Morte vestida de branco

A menina partiu em paz e sem dor. A sua memória não. Ficará indissoluvelmente ligada à alma dos seus pais e pairará na mente de muitos que seguiram mais um episódio em que a dignidade humana foi posta em causa. Custa-me imenso qualquer tipo de encarniçamento terapêutico baseado em princípios que estão muito para além do que exige qualquer ser que caia neste mundo e sofra vicissitudes impossíveis de descrever. A vida joga com a morte a todo o instante. No entanto, há circunstâncias em que o respeito pela ceifeira da vida é posto em causa, sobretudo quando são usados meios muito sofisticados com o intuito de manter a "vida" a todo o custo, como se isso fosse uma espécie de conquista. Arrepia-me a dialética que é usada para "explicar" os casos gravíssimos em que não há qualquer possibilidade de reverter a dor, o sofrimento ou uma existência com o mínimo de qualidade de vida. Não consigo compreender o que está subjacente a esta atitude, ou, então, sou obrigado a pensar que a força de uma qualquer ideologia ou doutrina assim o exija para manter o status quo de um poder ou interpretação da vida que ajude os seus defensores a compreender e a aceitar aquilo que o mundo lhes dá ou tira. Assentam os seus argumentos em "leis naturais" ou "leis divinas", como se fossem verdades absolutas e impossíveis de serem postas em causa. Sou mais terreno, mais pragmático, mas, também, sou sensível aos fenómenos do sofrimento e da morte. Nada que impeça de me considerar um humanista. Não invoco as tais "leis divinas", e nem tão pouco os seus "autores", porque nunca consegui compreender os seus objetivos e modo de pensar. Fico-me pela existência. Foco a minha atenção na vida de qualquer um, simples, anónima e que merece sempre o máximo respeito.

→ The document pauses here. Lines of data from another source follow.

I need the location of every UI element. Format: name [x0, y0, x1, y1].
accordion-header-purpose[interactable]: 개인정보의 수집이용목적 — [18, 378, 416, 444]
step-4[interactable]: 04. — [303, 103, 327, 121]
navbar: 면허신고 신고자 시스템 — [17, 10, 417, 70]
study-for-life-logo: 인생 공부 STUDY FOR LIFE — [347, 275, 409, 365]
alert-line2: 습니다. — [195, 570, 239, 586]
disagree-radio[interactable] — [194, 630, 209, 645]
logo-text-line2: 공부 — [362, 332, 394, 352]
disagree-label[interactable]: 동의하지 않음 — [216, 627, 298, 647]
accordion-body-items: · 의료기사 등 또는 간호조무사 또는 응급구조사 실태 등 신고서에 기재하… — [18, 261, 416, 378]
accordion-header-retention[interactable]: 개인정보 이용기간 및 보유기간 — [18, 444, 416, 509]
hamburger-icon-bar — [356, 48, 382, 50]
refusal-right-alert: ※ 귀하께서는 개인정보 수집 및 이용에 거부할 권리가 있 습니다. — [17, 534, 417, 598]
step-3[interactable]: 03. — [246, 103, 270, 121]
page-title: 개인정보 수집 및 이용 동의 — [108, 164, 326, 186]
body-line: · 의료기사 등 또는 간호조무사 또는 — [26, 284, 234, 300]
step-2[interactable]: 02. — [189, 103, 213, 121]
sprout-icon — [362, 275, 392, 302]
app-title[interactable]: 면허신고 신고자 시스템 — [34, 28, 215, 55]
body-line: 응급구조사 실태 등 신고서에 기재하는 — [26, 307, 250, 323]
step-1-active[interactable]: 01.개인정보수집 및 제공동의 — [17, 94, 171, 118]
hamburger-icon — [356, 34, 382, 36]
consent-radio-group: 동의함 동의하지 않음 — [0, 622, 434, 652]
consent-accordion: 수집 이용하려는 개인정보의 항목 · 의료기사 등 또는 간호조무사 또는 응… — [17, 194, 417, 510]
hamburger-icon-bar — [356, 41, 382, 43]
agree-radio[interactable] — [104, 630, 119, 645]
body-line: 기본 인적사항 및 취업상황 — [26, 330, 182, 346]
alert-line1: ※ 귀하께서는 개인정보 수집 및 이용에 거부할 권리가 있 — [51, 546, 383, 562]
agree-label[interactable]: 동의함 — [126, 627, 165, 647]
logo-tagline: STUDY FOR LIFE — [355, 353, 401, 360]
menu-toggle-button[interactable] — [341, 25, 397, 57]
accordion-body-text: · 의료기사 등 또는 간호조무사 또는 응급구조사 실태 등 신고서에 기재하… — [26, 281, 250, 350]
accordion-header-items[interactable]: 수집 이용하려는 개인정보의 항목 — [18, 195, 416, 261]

Que sentido faz deixar alguém, seja criança, adulto ou velho a vegetar e a sofrer as agruras duma falsa existência, usando meios ultrassofisticados, quando não se vislumbra qualquer retorno à vida minimamente decente e sem sofrimento? Por que razão se luta contra a paz tranquilizadora proporcionada pela morte benfazeja que quer surgir vestida de branco, perfumada de odor a rosas, libertando suaves ondas de nuvens quentes a fim de libertar a alma sofredora aos que invocam regras, leis e outras coisas que se ajustam mais aos interesses da ceifeira vestida de negro e fácies descarnada? Afinal, a morte pode vestir-se de branco e de paz, e a vida de negro e de dor.
A menina espanhola, de seu nome Andrea, que há muito quis dar a mão à morte, conseguiu, finalmente, ir com ela, em paz, sem dor, perfumada e, sobretudo, encantada com a liberdade da morte.
A morte também sabe vestir-se de branco.